TWO STEP FLOW COMMUNICATION
http://agso.uni-graz.at |
Tulisan ini merupakan rangkuman dari slide Teori Sosial
Pembangunan (pasca mid) karya Amir Purba., Ph.D, yang kemudian dikembangkan
kembali. Berikut rangkumannya slide per slide:
Struktur solidaritas mekanik dan organik berhubungan erat dengan
model komunikasi. Salah satunya ialah Two Step Flow Communication
(Komunikasi Dua Tahap), milik Paul F. Lazarsfeld, dkk. Model ini muncul pasca
penelitian yang mereka lakukan pada pemilu tahun 1940-an di Amerika Serikat.
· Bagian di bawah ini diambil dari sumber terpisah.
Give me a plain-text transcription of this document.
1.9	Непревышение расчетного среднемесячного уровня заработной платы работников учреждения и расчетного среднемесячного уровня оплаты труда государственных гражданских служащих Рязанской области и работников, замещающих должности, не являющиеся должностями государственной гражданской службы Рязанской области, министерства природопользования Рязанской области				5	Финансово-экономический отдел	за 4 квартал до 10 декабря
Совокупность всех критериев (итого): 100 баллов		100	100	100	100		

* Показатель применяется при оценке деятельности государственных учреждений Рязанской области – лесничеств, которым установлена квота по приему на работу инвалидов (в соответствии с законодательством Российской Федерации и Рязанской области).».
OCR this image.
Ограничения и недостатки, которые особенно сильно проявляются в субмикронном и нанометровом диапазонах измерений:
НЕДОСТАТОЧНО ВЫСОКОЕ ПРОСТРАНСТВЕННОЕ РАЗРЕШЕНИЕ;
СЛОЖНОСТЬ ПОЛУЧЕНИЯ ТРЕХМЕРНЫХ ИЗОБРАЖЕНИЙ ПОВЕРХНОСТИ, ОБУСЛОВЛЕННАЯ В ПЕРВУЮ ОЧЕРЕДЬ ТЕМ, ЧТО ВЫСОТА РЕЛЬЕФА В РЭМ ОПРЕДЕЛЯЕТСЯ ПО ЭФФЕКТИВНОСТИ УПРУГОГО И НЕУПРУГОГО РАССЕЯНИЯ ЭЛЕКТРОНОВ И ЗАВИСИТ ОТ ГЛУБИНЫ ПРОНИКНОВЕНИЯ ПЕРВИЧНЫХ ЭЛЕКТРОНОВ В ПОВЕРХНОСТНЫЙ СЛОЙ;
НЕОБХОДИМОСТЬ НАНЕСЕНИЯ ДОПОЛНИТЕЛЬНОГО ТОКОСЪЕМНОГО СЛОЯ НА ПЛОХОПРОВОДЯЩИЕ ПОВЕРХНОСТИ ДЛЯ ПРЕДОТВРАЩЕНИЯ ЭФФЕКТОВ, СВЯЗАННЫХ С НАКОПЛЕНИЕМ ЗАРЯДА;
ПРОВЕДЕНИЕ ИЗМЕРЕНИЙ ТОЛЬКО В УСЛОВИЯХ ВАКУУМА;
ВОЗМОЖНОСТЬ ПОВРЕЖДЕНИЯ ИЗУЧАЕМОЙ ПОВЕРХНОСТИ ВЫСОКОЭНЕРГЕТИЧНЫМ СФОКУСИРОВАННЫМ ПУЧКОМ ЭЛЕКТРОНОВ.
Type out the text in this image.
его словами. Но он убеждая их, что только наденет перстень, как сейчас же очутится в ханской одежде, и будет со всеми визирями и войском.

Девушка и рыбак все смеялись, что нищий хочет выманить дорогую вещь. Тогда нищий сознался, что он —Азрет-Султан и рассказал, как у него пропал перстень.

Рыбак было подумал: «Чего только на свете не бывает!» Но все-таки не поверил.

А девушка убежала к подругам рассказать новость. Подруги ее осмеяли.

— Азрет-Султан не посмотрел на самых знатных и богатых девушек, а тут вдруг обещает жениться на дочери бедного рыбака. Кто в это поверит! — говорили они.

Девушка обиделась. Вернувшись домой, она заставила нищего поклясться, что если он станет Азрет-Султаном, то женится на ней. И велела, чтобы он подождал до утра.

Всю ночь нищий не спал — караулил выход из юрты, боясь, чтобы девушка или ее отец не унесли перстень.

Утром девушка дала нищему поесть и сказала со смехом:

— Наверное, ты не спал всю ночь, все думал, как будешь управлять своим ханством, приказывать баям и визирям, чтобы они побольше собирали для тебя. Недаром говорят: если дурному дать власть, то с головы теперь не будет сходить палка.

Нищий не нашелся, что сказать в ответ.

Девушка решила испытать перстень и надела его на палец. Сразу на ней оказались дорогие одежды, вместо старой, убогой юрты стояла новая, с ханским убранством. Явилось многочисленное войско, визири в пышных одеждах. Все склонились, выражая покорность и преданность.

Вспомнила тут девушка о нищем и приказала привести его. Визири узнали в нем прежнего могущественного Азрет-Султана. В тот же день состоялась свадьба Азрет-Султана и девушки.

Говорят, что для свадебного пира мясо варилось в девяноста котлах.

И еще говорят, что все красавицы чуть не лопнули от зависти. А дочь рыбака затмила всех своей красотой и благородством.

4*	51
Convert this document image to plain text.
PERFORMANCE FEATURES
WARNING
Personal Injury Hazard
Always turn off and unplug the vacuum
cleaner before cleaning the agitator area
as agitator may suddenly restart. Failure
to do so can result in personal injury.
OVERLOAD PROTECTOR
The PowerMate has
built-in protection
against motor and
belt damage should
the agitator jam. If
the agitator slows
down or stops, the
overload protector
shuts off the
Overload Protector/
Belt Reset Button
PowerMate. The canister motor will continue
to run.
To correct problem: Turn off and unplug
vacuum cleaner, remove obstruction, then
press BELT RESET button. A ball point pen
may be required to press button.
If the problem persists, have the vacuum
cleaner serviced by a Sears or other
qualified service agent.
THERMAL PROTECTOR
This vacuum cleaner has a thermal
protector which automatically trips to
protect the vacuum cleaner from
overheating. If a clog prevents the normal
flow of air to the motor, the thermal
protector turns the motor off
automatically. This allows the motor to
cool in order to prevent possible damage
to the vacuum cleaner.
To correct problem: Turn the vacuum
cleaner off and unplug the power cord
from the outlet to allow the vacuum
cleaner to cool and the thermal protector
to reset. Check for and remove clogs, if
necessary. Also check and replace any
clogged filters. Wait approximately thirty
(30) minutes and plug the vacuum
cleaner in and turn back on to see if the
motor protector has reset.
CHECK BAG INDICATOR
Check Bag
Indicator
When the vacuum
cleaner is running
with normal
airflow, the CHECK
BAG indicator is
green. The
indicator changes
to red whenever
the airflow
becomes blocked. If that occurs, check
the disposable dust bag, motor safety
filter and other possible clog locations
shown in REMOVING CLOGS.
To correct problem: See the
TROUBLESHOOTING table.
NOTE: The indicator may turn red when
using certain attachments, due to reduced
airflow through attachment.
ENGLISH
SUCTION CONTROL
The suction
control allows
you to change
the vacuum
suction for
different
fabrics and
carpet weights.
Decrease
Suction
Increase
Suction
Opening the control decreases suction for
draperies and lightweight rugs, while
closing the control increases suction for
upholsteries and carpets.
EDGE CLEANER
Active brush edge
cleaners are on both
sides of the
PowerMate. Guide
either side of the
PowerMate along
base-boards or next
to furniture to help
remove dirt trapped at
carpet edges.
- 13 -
Hasil penelitian menunjukkan, bahwa pengaruh media dalam keputusan menetapkan
pilihan kandidat sebatas menguatkan (reinforcement) predisposisi audiens
saja. Walhasil, sudah sedari dulu, Bullet Theory (Teori Peluru) telah
menuai berbagai kritikan tajam dari para ahli komunikasi.
Sebaliknya, kelompok diskusi kecil malah yang sangat menentukan keputusan
pemilih untuk memilih jagoannya. Walaupun, gaung pencapaian diskusi kecil tidak
sebesar dan seluas media massa. Disinilah peran ‘pemuka pendapat’ (opinion
leader) menjadi sangat penting, sekaligus menjadi landasan terjadinya model
komunikasi dua tahap.
Tahapan pertama, dimana pesan dari media massa diterima oleh opinion
leader; dan tahapan kedua, dimana pesan yang diterima oleh opinion
leader dikirimkan kembali pada khalayak pengikutnya. Opinion leader memiliki
beberapa peranan sebagai berikut: 1) Well informed (kaya akan
informasi). Sehingga menjadi tempat sanduran orang ketika tidak mengerti akan
sesuatu hal; 2) Gate keeper (penyaring informasi). Ia lah yang akan
memilah dan memilih pesan mana yang akan disampaikan atau tidak disampaikan
kepada khalayaknya. Dalam proses penyaringan ini terkadang juga menimbulkan
bias, karena sangat tergantung dengan subyektifitas opinion leader.
Opinion leader juga dibagi
kedalam dua jenis, yaitu: Opinion leader yang polimorphis (tidak
ada spesialisasi), artinya ia menguasai semua pesan yang disampaikan oleh media
massa; dan opinion leader yang monomorphis (memiliki
spesialisasi), artinya menguasai pesan-pesan tertentu yang disampaikan oleh
media massa. Misalnya, pemberitaan-pemberitaan tertentu tentang Mega Korupsi
E-KTP, karena sudah mengikuti informasinya sejak awal bergulir.
Pada intinya, two step flow communication amat sangat
bergantung pada pesan, yang disampaikan kembali oleh opinion leader secara
trickle down effect. Saya yakin, two step flow communication masih
banyak terjadi di masayarakat pedesaan (solidaritas mekanik), yang memang
sangat kolektivistik. Sementara, masyarakat perkotaan yang individualistik
(solidaritas organik) lebih mandiri terhadap pesan media massa yang
diterimanya. Andaipun mereka bertanya, maka mereka pun hanya akan bertanya pada
ahlinya.
Lantas, apa jadinya suatu pesan tanpa adanya peran opinion leader?
Saya pikir ini sungguh pertanyaan yang menggelitik. Untuk menjawabnya, perlu
kita pilah dulu opinion leader di masyarakat mekanik dan opinion
leader di masyarakat organik. Masyarakat mekanik barang tentu amat sangat
membutuhkan opinion leader. Merujuk pada paradigma Thomas Khun, maka tanpa
opinion leader, pesan media massa akan dimaknai secara multitafsir oleh
masyarakat. Tanpa opinion leader akan terjadinya kondisi anomalies ditengah
masyarakat dalam menyikapi suatu pesan. Bukan tidak mungkin, jika terus
dibiarkan hal ini bakal menimbulkan krisis pesan. Tentu berbeda halnya jika opinion
leader tersebut berada di masyarakat yang organik. Keberadaan mereka malah
mulai kabur seiring dengan keberadaan gawai dan kecanggihan internet. Setiap
orang bisa mengakses apapun informasi yang ingin mereka ketahui, dan mengkonfirmasi
kebenaran suatu berita. Bahkan, tanpa harus lagi bertemu secara nyata.